Only one day after Meta Platforms experienced the largest single-day stock market loss in history, Amazon (AMZN) clawed back 14% and posted the single largest one-day gain in U.S. stock market history. The company’s market capitalization grew by $191 billion. Though less than Facebook’s drop, this is surprising given that it was one day after a massive drag on the tech sector.

How Does a Short Squeeze Work?

Short traders bet against companies by borrowing shares and selling them, hoping to buy those shares back at a lower price. A short squeeze may happen if the price fails to fall as low as the short sellers hoped. In order to close their positions, the short sellers must buy shares of the stock, thereby sending the share price even higher.

What Was the Bigggest Short Squeeze in History?

The biggest short squeeze in history happened to Volkswagen stock in 2008. Although the auto maker’s prospects seemed dismal, the company’s outlook suddenly reversed when Porsche revealed a controlling stake.
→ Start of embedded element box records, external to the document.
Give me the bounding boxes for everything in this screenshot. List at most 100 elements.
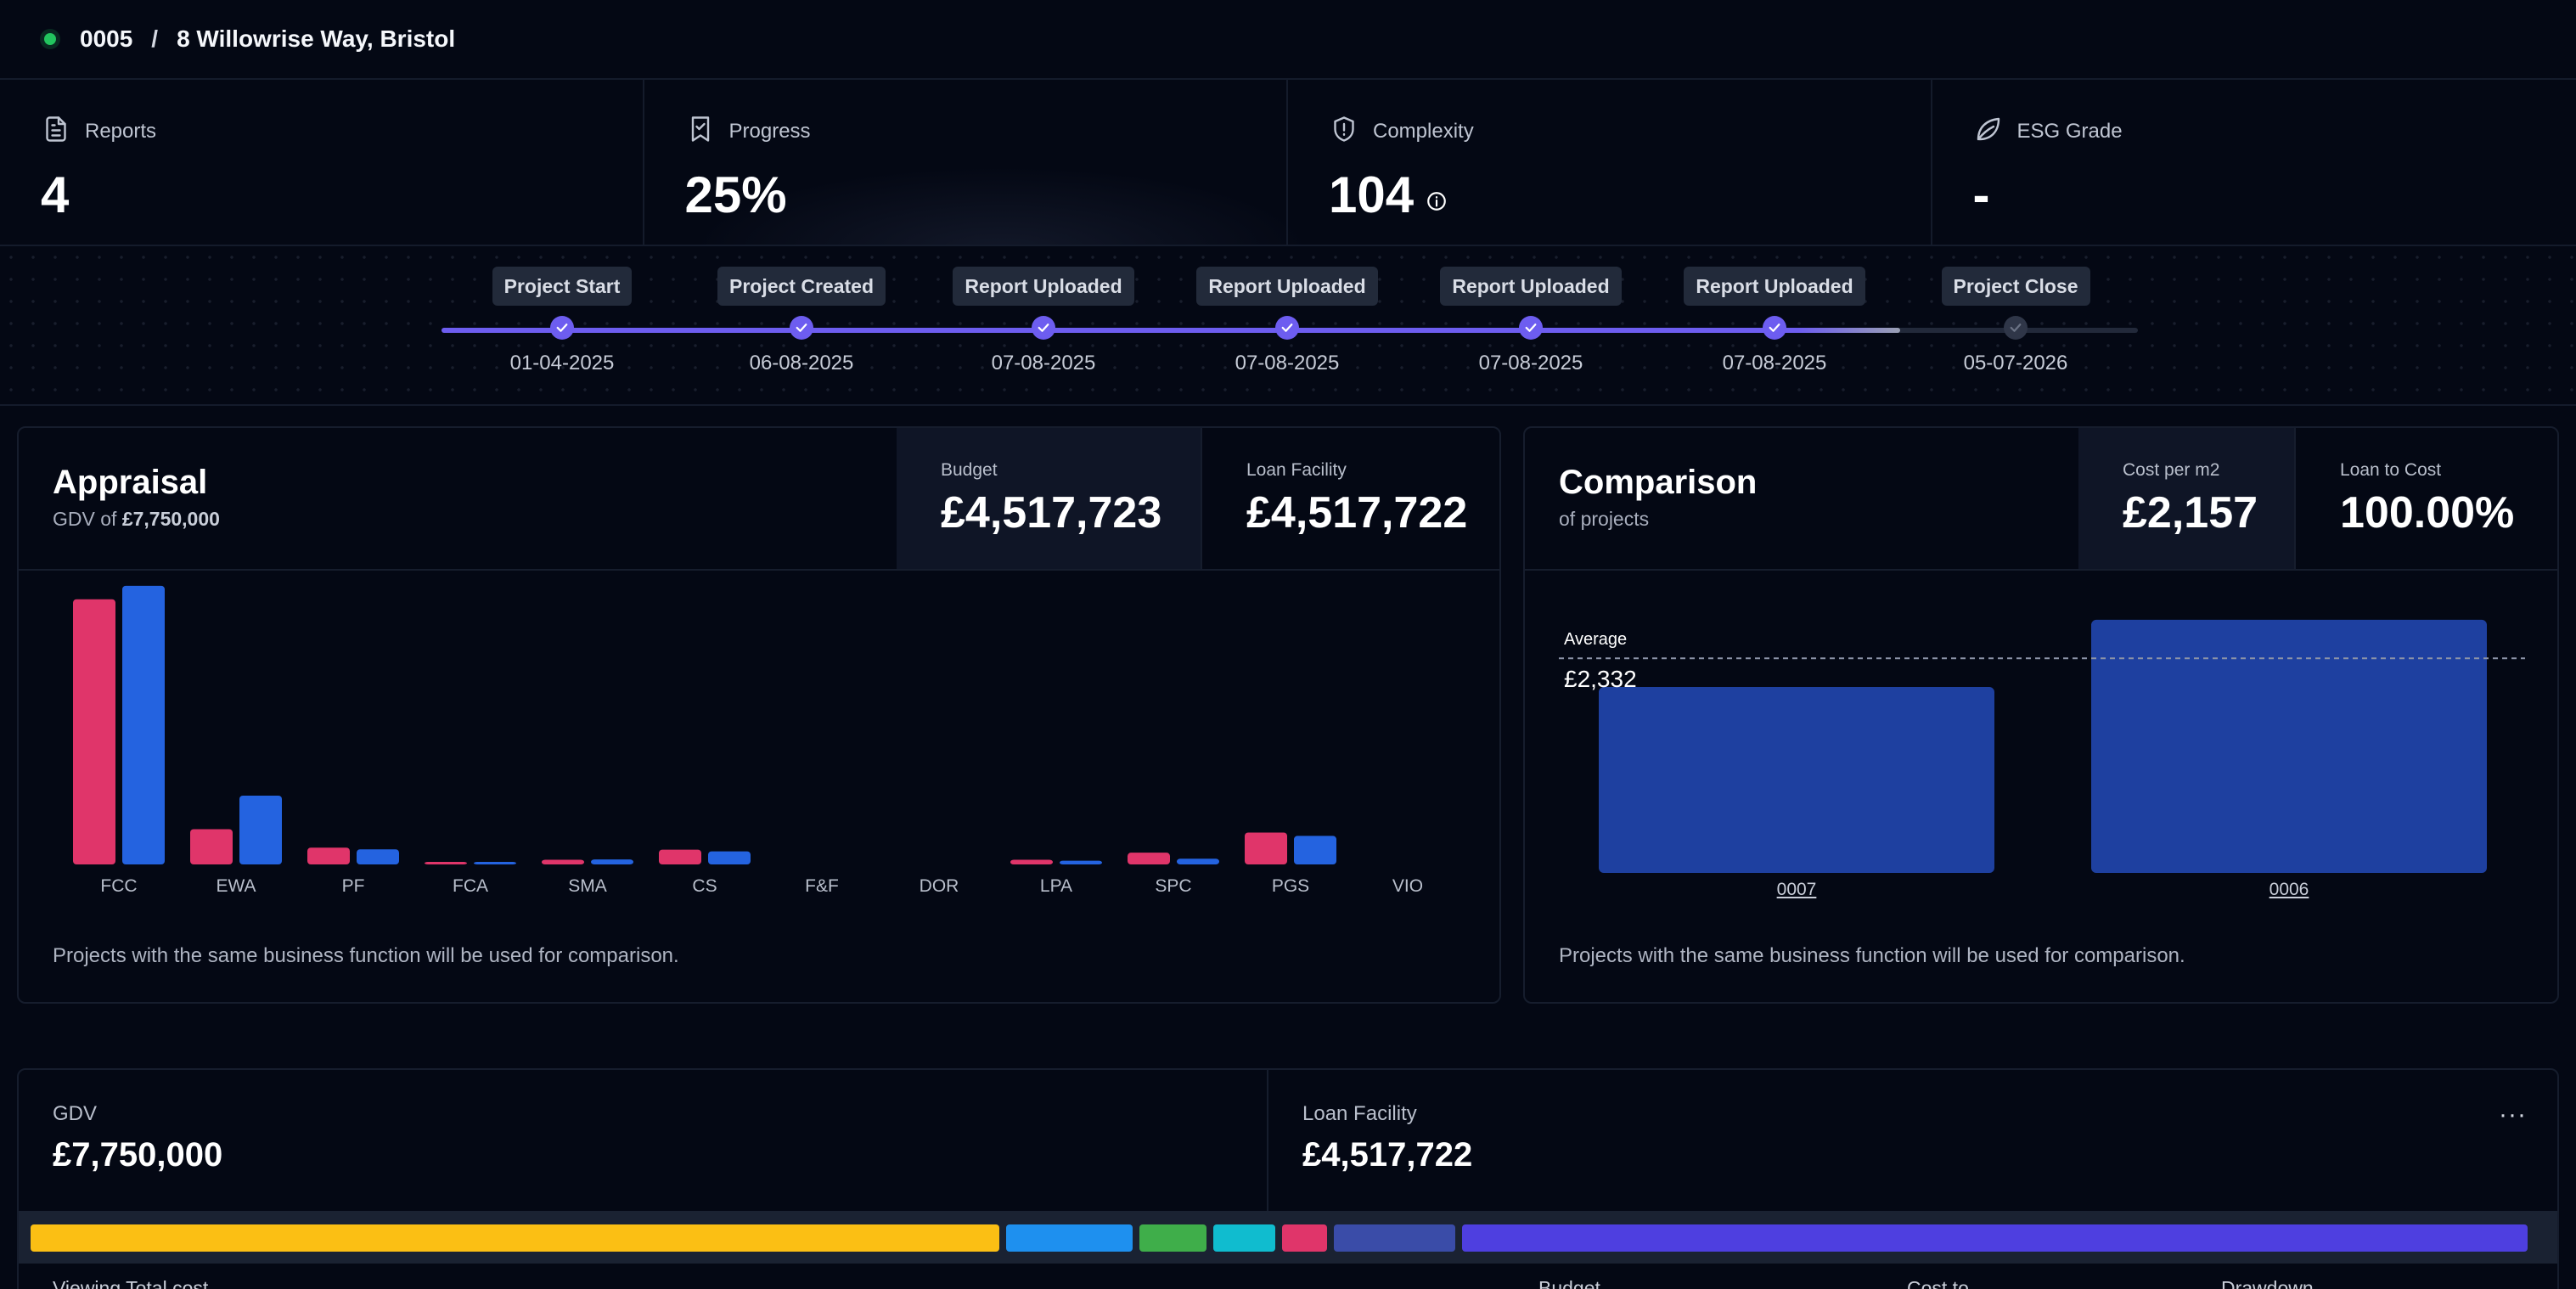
gdv-value: £7,750,000 — [121, 508, 220, 530]
bar-sma-series-2[interactable] — [591, 859, 633, 864]
project-link-label[interactable]: 0007 — [1776, 880, 1817, 899]
category-label: FCC — [100, 876, 138, 896]
milestone-date: 07-08-2025 — [991, 352, 1096, 374]
document-icon — [41, 114, 71, 149]
timeline-milestone[interactable]: Report Uploaded 07-08-2025 — [1647, 267, 1902, 375]
stat-label: Reports — [85, 119, 157, 143]
bar-fca-series-2[interactable] — [474, 862, 516, 864]
timeline-milestone[interactable]: Project Close 05-07-2026 — [1888, 267, 2143, 375]
kpi-label: Loan Facility — [1246, 460, 1347, 480]
milestone-date: 07-08-2025 — [1722, 352, 1827, 374]
cost-segment[interactable] — [1334, 1224, 1455, 1252]
info-icon[interactable] — [1426, 166, 1448, 224]
timeline-milestone[interactable]: Project Start 01-04-2025 — [435, 267, 689, 375]
comparison-panel: Comparison of projects Cost per m2 £2,15… — [1523, 426, 2559, 1004]
milestone-date: 01-04-2025 — [509, 352, 615, 374]
timeline-milestone[interactable]: Report Uploaded 07-08-2025 — [1160, 267, 1415, 375]
category-label: LPA — [1039, 876, 1073, 896]
loan-to-cost-kpi: Loan to Cost 100.00% — [2294, 428, 2557, 569]
bar-pgs-series-1[interactable] — [1245, 832, 1287, 864]
stat-esg-grade: ESG Grade - — [1932, 80, 2576, 245]
top-bar: 0005 / 8 Willowrise Way, Bristol — [0, 0, 2576, 80]
cost-segment[interactable] — [1213, 1224, 1275, 1252]
stat-reports: Reports 4 — [0, 80, 644, 245]
summary-value: £4,517,722 — [1302, 1136, 1473, 1174]
milestone-label: Project Created — [717, 267, 886, 306]
kpi-value: 100.00% — [2340, 488, 2515, 538]
bar-sma-series-1[interactable] — [542, 859, 584, 864]
breadcrumb-address: 8 Willowrise Way, Bristol — [177, 25, 456, 52]
stat-progress: Progress 25% — [644, 80, 1288, 245]
category-label: PF — [341, 876, 365, 896]
bookmark-check-icon — [685, 114, 716, 149]
finance-summary-panel: GDV £7,750,000 Loan Facility £4,517,722 … — [17, 1068, 2559, 1289]
check-icon — [550, 316, 574, 340]
leaf-icon — [1973, 114, 2004, 149]
comparison-footnote: Projects with the same business function… — [1559, 944, 2185, 967]
bar-cs-series-2[interactable] — [708, 851, 751, 864]
bar-ewa-series-2[interactable] — [239, 795, 282, 864]
bar-fcc-series-1[interactable] — [73, 599, 115, 864]
summary-label: GDV — [53, 1102, 98, 1125]
bar-ewa-series-1[interactable] — [190, 829, 233, 864]
timeline-milestone[interactable]: Report Uploaded 07-08-2025 — [1403, 267, 1658, 375]
panel-subtitle: of projects — [1559, 508, 1650, 530]
bar-project-0006[interactable] — [2091, 619, 2487, 873]
bar-cs-series-1[interactable] — [659, 849, 701, 864]
bar-pgs-series-2[interactable] — [1294, 836, 1336, 864]
cost-segment[interactable] — [1006, 1224, 1133, 1252]
timeline-milestone[interactable]: Project Created 06-08-2025 — [674, 267, 929, 375]
appraisal-panel: Appraisal GDV of £7,750,000 Budget £4,51… — [17, 426, 1501, 1004]
milestone-label: Project Start — [492, 267, 633, 306]
category-label: SPC — [1155, 876, 1192, 896]
budget-kpi: Budget £4,517,723 — [897, 428, 1201, 569]
category-label: SMA — [568, 876, 607, 896]
panel-subtitle: GDV of £7,750,000 — [53, 508, 220, 531]
bar-lpa-series-1[interactable] — [1010, 859, 1053, 864]
check-icon — [1763, 316, 1786, 340]
milestone-date: 05-07-2026 — [1963, 352, 2068, 374]
cost-segment[interactable] — [31, 1224, 999, 1252]
cost-breakdown-bar — [19, 1211, 2557, 1264]
category-label: EWA — [216, 876, 256, 896]
bar-spc-series-2[interactable] — [1177, 858, 1219, 864]
bar-spc-series-1[interactable] — [1128, 853, 1170, 864]
category-label: PGS — [1271, 876, 1310, 896]
milestone-date: 07-08-2025 — [1235, 352, 1340, 374]
category-label: F&F — [805, 876, 839, 896]
stat-value: 25% — [684, 166, 787, 223]
stat-complexity: Complexity 104 — [1288, 80, 1932, 245]
cost-segment[interactable] — [1462, 1224, 2528, 1252]
cost-segment[interactable] — [1282, 1224, 1327, 1252]
cost-per-m2-kpi: Cost per m2 £2,157 — [2078, 428, 2294, 569]
bar-pf-series-1[interactable] — [307, 847, 350, 864]
milestone-label: Project Close — [1941, 267, 2090, 306]
breadcrumb-project-id[interactable]: 0005 — [80, 25, 133, 52]
appraisal-bar-chart — [73, 585, 1336, 864]
check-icon — [1275, 316, 1299, 340]
bar-project-0007[interactable] — [1599, 687, 1994, 873]
summary-label: Loan Facility — [1302, 1102, 1417, 1125]
cost-segment[interactable] — [1139, 1224, 1206, 1252]
summary-value: £7,750,000 — [53, 1136, 223, 1174]
average-value: £2,332 — [1564, 666, 1637, 692]
project-timeline: Project Start 01-04-2025 Project Created 06… — [0, 246, 2576, 406]
subtitle-prefix: GDV of — [53, 508, 117, 530]
milestone-label: Report Uploaded — [1684, 267, 1865, 306]
kpi-label: Cost per m2 — [2123, 460, 2220, 480]
timeline-progress — [442, 328, 1900, 333]
bar-pf-series-2[interactable] — [357, 849, 399, 864]
bar-fcc-series-2[interactable] — [122, 585, 165, 864]
kpi-label: Loan to Cost — [2340, 460, 2442, 480]
column-header-drawdown: Drawdown — [2221, 1277, 2314, 1289]
milestone-date: 06-08-2025 — [749, 352, 854, 374]
kpi-value: £2,157 — [2123, 488, 2258, 538]
bar-lpa-series-2[interactable] — [1060, 860, 1102, 864]
timeline-milestone[interactable]: Report Uploaded 07-08-2025 — [916, 267, 1171, 375]
pending-icon — [2004, 316, 2028, 340]
bar-fca-series-1[interactable] — [425, 862, 467, 864]
project-link-label[interactable]: 0006 — [2269, 880, 2309, 899]
panel-title: Appraisal — [53, 464, 208, 501]
comparison-bar-chart: Average £2,332 — [1559, 619, 2525, 873]
more-options-button[interactable]: ··· — [2499, 1100, 2527, 1129]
As short sellers rushed to cover their positions, the share price increased sharply, until VW was (briefly) the largest company in the world.

The Bottom Line

Stocks rising and falling is an everyday occurrence but when a market mover drags down an entire sector—and sometimes the entire market—people take notice. A company can post negative earnings with unattractive future rhetoric as Meta did, causing them to lose hundreds of billions or a company can surprise on the upside, such as with Gateway and the surprise acquisition that sent its shares soaring.